Volume 18 • Issue 11 | August 5 - 11, 2005

Tribecans appeal city’s Decision on diesel fuel

By Ronda Kaysen

Tribeca residents fuming about the city’s call to legalize diesel fuel stored in a nearby building have taken their grievances to another city agency in hopes the decision will be overturned.

The 60 Hudson St. building, between Worth and Thomas Sts., stores generators and cooling equipment for its telecommunications tenants along with upwards of 80,000 gallons of diesel fuel, which critics maintain make the building a potential terrorist target in this densely populated residential neighborhood.

A few blocks south of the Art Deco structure, 7 World Trade Center stored half as much diesel fuel when it caught fire on Sept. 11, 2001. Fed with diesel, an uncontrollable blaze brought the building down.

In June, the city’s Department of Buildings granted 60 Hudson St.’s owners, GVA Williams, a variance for the 6,400 gallons currently stored illegally above ground.

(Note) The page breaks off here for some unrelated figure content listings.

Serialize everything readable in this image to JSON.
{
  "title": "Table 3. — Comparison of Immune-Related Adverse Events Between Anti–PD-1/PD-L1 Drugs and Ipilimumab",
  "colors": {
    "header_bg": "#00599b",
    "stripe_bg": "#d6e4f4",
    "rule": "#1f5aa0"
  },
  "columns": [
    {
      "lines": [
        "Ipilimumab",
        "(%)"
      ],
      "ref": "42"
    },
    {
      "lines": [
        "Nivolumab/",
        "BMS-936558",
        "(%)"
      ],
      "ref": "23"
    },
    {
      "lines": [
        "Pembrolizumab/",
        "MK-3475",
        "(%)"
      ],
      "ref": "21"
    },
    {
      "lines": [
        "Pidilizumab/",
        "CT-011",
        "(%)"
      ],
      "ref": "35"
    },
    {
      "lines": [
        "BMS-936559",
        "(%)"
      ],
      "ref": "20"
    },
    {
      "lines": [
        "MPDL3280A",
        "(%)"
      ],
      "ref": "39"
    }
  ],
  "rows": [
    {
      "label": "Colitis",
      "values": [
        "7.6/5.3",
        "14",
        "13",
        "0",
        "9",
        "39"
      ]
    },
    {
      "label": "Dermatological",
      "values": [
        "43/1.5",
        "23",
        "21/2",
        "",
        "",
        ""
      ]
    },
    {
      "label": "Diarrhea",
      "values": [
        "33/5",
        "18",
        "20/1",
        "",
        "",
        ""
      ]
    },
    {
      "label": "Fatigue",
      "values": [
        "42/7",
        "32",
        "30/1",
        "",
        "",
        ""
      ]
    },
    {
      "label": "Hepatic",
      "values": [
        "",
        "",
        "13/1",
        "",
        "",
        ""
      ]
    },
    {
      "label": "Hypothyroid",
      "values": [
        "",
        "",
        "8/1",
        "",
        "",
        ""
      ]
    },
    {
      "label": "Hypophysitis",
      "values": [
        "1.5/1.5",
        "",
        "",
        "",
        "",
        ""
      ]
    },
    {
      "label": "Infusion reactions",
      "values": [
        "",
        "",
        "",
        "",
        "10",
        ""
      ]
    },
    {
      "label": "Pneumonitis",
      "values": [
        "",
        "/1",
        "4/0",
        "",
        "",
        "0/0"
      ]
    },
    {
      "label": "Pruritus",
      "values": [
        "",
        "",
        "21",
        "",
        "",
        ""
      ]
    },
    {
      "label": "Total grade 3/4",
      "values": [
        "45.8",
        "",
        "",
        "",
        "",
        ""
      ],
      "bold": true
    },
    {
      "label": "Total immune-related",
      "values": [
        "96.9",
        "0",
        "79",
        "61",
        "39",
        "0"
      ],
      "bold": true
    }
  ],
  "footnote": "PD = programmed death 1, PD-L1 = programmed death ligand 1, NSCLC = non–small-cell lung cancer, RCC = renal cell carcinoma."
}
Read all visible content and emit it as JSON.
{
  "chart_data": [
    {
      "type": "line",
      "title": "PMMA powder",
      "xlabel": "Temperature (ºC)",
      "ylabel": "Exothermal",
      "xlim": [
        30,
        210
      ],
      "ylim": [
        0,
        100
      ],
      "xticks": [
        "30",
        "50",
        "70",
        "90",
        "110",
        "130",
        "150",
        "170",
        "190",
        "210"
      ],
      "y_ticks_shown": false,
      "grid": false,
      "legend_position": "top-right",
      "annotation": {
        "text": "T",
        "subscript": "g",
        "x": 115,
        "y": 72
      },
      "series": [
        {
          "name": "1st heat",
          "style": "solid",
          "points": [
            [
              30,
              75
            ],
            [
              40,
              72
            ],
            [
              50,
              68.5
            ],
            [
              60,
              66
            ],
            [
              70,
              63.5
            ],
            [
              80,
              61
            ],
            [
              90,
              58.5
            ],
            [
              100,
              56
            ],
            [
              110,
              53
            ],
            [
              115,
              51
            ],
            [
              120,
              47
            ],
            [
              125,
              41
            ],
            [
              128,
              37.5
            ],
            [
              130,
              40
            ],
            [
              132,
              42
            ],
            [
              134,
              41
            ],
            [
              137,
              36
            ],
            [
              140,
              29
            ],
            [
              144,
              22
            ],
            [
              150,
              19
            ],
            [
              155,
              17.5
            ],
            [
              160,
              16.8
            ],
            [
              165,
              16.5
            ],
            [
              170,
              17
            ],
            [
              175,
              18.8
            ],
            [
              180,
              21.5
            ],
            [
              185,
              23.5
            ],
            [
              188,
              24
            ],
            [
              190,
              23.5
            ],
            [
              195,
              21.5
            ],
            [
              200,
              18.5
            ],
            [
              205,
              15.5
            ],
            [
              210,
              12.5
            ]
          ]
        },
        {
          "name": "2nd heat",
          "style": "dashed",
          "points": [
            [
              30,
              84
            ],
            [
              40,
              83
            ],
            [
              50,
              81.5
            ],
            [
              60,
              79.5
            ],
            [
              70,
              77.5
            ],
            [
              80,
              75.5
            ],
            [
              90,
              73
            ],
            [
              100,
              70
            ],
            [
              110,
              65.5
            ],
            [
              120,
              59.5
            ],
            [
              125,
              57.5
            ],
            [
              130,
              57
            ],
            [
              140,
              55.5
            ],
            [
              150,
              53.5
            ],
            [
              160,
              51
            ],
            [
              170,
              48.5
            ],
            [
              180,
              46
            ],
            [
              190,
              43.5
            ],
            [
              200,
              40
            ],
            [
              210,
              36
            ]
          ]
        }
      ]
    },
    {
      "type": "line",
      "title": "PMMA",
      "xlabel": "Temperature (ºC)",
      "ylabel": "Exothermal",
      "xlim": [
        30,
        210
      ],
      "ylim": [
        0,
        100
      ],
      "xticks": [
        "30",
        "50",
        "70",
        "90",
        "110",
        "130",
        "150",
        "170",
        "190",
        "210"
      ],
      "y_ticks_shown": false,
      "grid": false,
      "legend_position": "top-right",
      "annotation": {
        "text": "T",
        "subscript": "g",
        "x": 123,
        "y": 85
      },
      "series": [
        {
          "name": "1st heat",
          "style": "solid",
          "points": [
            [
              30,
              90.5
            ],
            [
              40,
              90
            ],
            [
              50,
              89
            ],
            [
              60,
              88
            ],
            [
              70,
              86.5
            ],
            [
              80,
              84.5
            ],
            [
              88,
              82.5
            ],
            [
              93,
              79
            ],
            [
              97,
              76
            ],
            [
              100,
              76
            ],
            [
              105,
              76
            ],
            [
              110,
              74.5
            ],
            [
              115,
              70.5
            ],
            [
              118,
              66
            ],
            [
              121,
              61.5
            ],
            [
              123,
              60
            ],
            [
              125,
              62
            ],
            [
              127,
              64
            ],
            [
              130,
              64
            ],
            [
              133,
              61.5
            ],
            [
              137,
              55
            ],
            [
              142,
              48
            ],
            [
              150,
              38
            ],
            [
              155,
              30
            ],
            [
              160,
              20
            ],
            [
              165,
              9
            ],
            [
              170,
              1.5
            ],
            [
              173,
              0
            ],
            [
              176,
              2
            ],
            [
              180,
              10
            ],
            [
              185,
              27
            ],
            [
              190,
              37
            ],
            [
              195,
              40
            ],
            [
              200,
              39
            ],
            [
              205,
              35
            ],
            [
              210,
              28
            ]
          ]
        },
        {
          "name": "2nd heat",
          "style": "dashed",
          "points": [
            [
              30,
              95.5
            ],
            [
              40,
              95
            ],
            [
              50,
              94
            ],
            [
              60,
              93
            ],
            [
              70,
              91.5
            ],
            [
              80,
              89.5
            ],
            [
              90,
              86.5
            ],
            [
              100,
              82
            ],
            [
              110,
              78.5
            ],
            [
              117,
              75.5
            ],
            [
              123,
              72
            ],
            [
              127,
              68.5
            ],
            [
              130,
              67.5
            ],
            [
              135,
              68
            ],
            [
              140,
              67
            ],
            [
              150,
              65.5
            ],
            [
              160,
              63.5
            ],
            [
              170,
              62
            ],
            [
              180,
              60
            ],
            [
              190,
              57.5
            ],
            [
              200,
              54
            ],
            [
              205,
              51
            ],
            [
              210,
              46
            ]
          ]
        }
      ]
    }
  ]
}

The bulk of the fuel is stored in a subterranean level and not subject to the city’s building code.

Last week, a coalition of residents called Neighbors against N.O.I.S.E. filed an appeal with the city’s Board of Standards and Appeals. The board has the jurisdiction to overrule a Buildings Dept. decision.

“This was a precipitous action by the Dept. of Buildings that really did not consider the entirety of what’s in the building,” said Tim Lannan, president of N.O.I.S.E. “So long as they continue to focus on the six floors they miss the opportunity to consider changes that would make the entire building safer.” The June 29 variance addressed fuel stored on six of the buildings 25 stories.

Residents are appealing the variance on the grounds that a building of this type has no place in a residential neighborhood, the variance was granted on a landmark building without consulting the Landmarks Preservation Commission, the decision poses a danger to the neighborhood and the hardship that instigated the variance was “self created” by the owners, Norman Siegel, an attorney for the residents, said. A hearing date for the appeal will be set once B.S.A. reviews the appeal.

“We stand by our decision to grant the variance,” said Jennifer Givner, a spokesperson for the Buildings Dept. “We’ll use the opportunity of a [B.S.A.] hearing to explain our rationale behind our determination.”

Representatives for GVA Williams did not return calls for comment.